In a recent edition of the Report on Medicare Compliance, Managing Editor Nina Youngstrom explored how civility and culture tie into compliance. Youngstrom decided to focus on the topic after attending a webcast sponsored by the Health Care Compliance Association and the Society for Corporate Compliance and Ethics. During the webcast, guest speaker, and ELI Vice President Tucker Miller asked the central question: Are we talking about generally doing the right thing, or doing the right thing right – in spirit and in fact?
Miller highlighted how every organization reaches a point where they can no longer prescribe behavior and expect results. This dynamic requires you to have a discussion about why, with so many rules in place, does bad behavior continue to be a problem. As an employer, you can either create rules where everyone is looking for the loopholes or you can encourage employees to embrace the spirit of the rule – and demonstrate their commitment to these standards by modeling appropriate behaviors.
No time to be nice?
Another interesting question presented during the webcast was not just knowing what the right thing is, but why do people do the wrong thing. Christine Porath, an associate professor at Georgetown University’s McDonough School of Business and co-author of The Cost of Bad Behavior, conducted a study that found more than half of the hundreds of people she surveyed say they behave badly because they’re simply overloaded; more than 40 percent say they have no time to be nice.
Are we really too busy to be nice or is something else going on? George Orwell said, “On the whole, human beings want to be good, but not too good, and not quite all the time.” Miller believes there’s truth in both of these views – we’re not just naturally compliant all the time. Then there are employees who are too stressed out and too busy to be nice and it’s that kind of behavior that negatively impacts the organization.
Your culture is defined by what you tolerate
The summation of these behaviors is what forms the culture of your organization, not your policies.
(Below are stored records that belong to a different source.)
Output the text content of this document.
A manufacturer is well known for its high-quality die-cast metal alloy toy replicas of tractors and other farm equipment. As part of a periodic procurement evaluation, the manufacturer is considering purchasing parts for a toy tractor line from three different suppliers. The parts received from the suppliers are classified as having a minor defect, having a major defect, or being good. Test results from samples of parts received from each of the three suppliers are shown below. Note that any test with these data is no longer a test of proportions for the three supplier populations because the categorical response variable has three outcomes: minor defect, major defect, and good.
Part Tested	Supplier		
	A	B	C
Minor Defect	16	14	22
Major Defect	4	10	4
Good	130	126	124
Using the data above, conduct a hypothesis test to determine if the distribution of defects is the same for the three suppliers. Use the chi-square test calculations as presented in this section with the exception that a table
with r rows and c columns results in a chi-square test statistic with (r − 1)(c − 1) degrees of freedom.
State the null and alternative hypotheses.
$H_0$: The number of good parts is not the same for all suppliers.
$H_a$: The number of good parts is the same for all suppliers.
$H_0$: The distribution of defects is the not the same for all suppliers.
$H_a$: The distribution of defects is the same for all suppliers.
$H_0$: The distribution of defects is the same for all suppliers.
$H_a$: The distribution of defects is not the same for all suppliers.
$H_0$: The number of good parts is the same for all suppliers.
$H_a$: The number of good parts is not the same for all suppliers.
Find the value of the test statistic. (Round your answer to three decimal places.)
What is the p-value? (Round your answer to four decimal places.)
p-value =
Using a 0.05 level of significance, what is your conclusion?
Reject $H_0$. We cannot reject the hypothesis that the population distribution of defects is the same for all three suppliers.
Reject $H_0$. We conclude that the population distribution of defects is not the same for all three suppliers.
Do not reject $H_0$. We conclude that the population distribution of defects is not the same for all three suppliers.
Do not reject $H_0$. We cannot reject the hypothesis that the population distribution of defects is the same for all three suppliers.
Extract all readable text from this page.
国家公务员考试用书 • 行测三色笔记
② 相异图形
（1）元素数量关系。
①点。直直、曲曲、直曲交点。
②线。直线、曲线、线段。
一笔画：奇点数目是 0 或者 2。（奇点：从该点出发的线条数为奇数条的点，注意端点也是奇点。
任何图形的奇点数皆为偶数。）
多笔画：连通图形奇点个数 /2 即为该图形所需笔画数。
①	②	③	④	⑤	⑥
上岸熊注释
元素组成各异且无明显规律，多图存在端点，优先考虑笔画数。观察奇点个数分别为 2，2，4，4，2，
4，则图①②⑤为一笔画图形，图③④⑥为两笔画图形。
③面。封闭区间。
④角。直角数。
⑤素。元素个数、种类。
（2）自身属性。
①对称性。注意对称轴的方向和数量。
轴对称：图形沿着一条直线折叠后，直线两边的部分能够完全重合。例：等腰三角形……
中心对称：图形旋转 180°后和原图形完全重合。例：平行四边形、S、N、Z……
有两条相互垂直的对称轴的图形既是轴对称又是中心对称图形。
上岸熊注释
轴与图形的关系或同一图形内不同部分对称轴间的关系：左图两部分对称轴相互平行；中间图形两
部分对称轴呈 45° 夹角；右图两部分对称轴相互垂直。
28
You may have policies in place to prohibit bad behavior, but if you have a culture that says it’s acceptable for people to be dismissive or rude, or to ignore the need to be nice or respectful, you will develop systemic problems.
When people are behaving badly, it’s largely because it’s tolerated and so the question becomes what is your culture and how can you target it in a way that makes it more attractive to do the right thing than to do the wrong thing? What your culture tolerates leads to the day-to-day behaviors that eventually become habitual.
When you attempt to change behavior, it requires significant disruption of habitual behavior in order to break those habits. It requires deliberate thinking to make different choices and to capture those choices at a different point. When you’re looking for a solution to your culture, it means laying down a different track and encouraging people to pause at those transition points. This is where leaders can really make a difference by modeling desired behaviors and providing meaningful feedback. Helping employees think about the choices they have to select from, rather than following established patterns, is how the culture will change.